Do We Need a Covenant for Open Source Businesses?

It's no secret that businesses built around open source tend to favour one model in particular - that involving dual licensing. The basic idea is simple. A company acquires the copyright of the main codebase, which might begin life as a...


It's no secret that businesses built around open source tend to favour one model in particular – that involving dual licensing. The basic idea is simple.

A company acquires the copyright of the main codebase, which might begin life as a small-scale, single-coder project, and is then "taken commercial" thanks to a little greasing of palms (providing a well-earned payback for all those hours of lonely coding.)

The company continues to release the code under an open source licence, typically the GNU GPL, in order to tap into all the good things that free software can provide – user feedback, bug fixes, code suggestions etc. But as the copyright holder, it is also able to release the same, or similar, code under a non-open licence. This might be so that third parties can include the software in their closed-source products without triggering the GPL, or simply because customers' lawyers are uncomfortable with open source licences (although it's hard to believe many can be so clueless these days....)

To make that possible, the company will routinely ask open source coders to transfer copyright in their submissions. Although this has become the accepted route for companies based around open source, it's problematic for a number of reasons.

It introduces an asymmetry into the relationship. The company can offer the code as free software or under a closed-source licence. Although coders can take the code and fork it, they can only offer it under the open source licence chosen by the company. Then there is the issue of enclosure: once the copyright has been assigned, there is nothing to prevent the company from closing down the code for future versions (older versions will, of course, still be available under the original open source licence.)

My preferred solution to this is to move towards a foundation model. Here, open source coders would transfer their rights in the code to an independent foundation that would be tasked with ensuring it thrives. Any company could use that code as the basis of its business, but it would not be able to enclose it or offer it on preferential terms. Openness and symmetry would be preserved.

This approach is already employed: for example, the copyright for code in GNU projects is assigned to the Free Software Foundation, and other open source projects use foundations in similar ways. But there is a certain resistance among companies to take this route, since they see themselves as losing the obvious – and probably easiest – way of making money from the open code.

So, the question is: can the dual-licensing model be adapted in some way so as to address the concerns of coders, but without removing the commercial advantages? Until now, that's been a thorny problem that no one has really managed to solve. But maybe one of the key people in the early years of open source, Bruce Perens, has done just that.

For those of you unfamiliar with his not inconsiderable achievements, here's part of his biography:

Perens is probably best known as the creator of the Open Source Definition, which is both the manifesto of the Open Source movement in software and the specification for its licensing.
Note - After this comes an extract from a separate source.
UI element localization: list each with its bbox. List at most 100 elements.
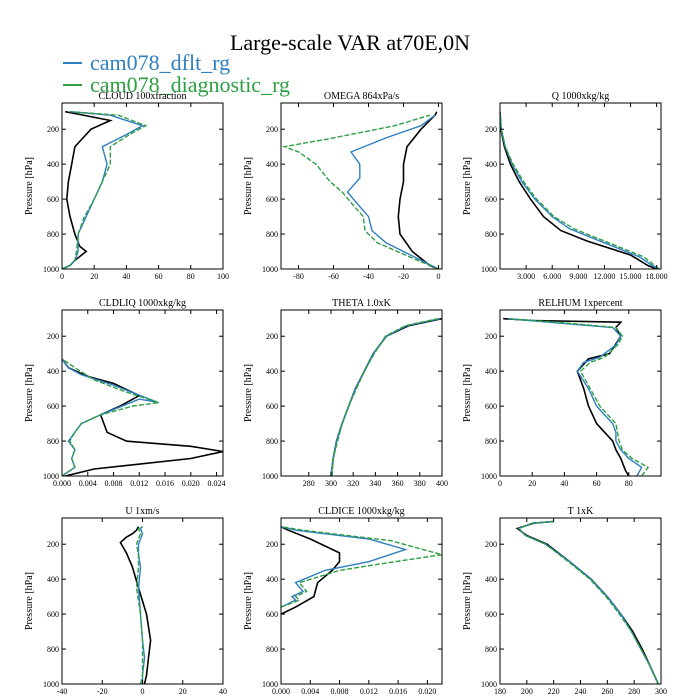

Perens was the person who announced Open Source to the world, and co-founded the Open Source Initiative. He is the founder of the Linux Standard Base, the main standards project for Linux; and Software in the Public Interest.

And this is his cool idea - that companies employing a dual-licensing approach should pay the open source coders when they assign the copyright of their work, but in a rather unusual way:

It's easy to price the work of a full-time employee, but difficult and costly to arrive at a fair price for work, done unsolicited, by strangers a hemisphere away. A metric that attempts to pay per line of code would ignore the real cost of the work to the developer, which is strongly influenced by the complexity, or lack thereof, of the project and the contribution. A fair measure of those costs can't come from a machine, it's the domain of expensive experts and will always be subject to argument. Auction and bounty systems have been tried, most infamously by SourceXchange. That effort, operated by venture-funded CollabNet with HP as its founding sponsor, is said to have only achieved the completion of a single bounty project.
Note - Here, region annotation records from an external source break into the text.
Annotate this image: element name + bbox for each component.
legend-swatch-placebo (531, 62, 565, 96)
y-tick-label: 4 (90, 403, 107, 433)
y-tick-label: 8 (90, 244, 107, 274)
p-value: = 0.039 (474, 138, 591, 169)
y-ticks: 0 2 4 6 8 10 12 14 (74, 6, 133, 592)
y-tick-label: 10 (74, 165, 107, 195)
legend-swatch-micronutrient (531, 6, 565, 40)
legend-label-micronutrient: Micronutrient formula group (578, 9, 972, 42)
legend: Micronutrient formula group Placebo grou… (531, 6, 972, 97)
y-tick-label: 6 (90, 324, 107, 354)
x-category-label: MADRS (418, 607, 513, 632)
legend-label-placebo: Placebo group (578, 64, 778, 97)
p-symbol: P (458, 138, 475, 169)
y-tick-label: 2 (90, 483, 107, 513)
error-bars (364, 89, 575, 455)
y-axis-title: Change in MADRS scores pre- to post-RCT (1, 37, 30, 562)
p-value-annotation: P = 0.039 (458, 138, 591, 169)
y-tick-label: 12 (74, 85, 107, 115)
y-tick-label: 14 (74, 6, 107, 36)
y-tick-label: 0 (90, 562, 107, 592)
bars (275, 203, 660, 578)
An easier approach than paying for contributions is to offer a quid-pro-quo to the developer that is not based upon any factor of the individual contribution, and thus avoids the need for cost-evaluation of individual modifications. Is it possible for a company to offer something valuable in exchange for the participation of their entire external developer community? It would have to be something that benefits all of them, and which none of them could use to the exclusion of others. And it would have to provide each new contributor with an incentive, although it's already been offered to the rest of the community. So, the value would have to change in some way with each new contribution, but not in a way that is based upon the cost of the contribution. It turns out that there is something of value that fits these requirements and can be offered to the entire Open Source community.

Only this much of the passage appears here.